Whether such trials will ever be performed is an open question. Despite the recent Mesothelioma and Radical Surgery (MARS) trial, which demonstrated the possibility of randomizing patients to surgical vs. nonsurgical treatment, there will likely never be a randomized clinical trial powered enough to completely solve the puzzle, according to Dr. Tom Treasure of the University College of London (Eur. J. Cardio-Thorac. Surg. 2010;37:509-10).

Efforts continue to develop surgical alternatives with less mortality and morbidity than those of the standard EPP and PD procedures. For example, Dr. M.D. Kluger and colleagues at Columbia University, New York, reported the phase I and II results of a recent clinical trial on a two-stage operative cytoreduction procedure coupled with intraperitoneal chemotherapy (Eur. J. Surg. Oncol. 2010;doi:10.1016/j.ejso.2010.07.001).

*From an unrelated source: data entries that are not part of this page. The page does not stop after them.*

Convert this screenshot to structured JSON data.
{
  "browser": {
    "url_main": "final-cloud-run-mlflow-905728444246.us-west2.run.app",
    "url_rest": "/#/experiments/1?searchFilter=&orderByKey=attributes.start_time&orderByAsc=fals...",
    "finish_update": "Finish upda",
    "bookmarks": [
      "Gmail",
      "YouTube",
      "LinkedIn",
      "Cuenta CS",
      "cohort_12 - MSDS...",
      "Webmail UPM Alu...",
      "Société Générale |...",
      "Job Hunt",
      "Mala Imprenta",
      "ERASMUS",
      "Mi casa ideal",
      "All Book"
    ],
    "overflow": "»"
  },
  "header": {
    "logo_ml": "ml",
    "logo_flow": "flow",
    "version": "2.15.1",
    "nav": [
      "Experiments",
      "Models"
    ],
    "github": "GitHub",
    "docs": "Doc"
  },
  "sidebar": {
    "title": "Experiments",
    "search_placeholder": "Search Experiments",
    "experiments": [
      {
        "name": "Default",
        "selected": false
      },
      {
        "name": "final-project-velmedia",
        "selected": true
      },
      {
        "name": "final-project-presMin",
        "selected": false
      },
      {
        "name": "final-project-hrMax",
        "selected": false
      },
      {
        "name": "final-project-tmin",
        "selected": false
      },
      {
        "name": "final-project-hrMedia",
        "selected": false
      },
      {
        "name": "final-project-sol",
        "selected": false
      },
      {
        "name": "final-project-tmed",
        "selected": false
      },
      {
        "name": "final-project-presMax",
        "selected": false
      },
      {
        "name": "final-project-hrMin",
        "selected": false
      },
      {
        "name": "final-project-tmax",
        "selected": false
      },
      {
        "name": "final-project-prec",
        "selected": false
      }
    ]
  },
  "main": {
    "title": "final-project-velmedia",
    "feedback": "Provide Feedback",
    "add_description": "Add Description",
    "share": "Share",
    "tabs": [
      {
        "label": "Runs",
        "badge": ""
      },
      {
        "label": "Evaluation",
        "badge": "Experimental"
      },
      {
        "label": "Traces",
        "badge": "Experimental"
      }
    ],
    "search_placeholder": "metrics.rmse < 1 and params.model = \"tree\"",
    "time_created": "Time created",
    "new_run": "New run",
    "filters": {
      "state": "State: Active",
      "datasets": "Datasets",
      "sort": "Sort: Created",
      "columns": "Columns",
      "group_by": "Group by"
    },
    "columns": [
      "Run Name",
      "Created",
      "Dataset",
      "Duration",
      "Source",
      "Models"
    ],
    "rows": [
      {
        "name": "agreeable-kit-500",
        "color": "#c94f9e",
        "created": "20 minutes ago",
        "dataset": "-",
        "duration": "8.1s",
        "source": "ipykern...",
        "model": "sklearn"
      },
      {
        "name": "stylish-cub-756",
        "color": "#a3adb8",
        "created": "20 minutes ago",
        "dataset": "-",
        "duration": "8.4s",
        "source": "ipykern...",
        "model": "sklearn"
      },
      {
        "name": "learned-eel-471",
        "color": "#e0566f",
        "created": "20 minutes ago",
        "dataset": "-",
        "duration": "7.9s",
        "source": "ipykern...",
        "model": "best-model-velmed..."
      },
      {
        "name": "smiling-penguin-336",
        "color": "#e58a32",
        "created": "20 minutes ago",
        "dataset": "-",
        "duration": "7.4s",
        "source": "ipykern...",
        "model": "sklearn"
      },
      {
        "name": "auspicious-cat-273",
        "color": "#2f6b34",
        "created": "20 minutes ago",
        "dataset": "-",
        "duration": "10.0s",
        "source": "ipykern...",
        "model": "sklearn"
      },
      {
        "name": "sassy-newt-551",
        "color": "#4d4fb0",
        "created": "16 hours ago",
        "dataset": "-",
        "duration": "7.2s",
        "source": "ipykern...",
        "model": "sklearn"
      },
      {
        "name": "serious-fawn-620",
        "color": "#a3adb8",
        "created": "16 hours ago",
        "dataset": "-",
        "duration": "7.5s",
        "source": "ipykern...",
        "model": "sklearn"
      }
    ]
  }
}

They found that their protocol offered median survival comparable to that of one-stage protocols; rates of morbidity, mortality, visceral resections were relatively low and length of stay was relatively short despite the need for two operations.

Ultimately, surgery might be totally immaterial in some cases. In two recent papers, the type of surgery was not found to be predictive of survival. The poor prognosis of sarcomatoid MPM was independent of the extent of surgery, unlike other cell types (Ann. Thorac. Surg. 2010;89:907-11), and the combination of several immunohistochemical markers was found to be the only valid prognostic indicator of survival, including type of surgery.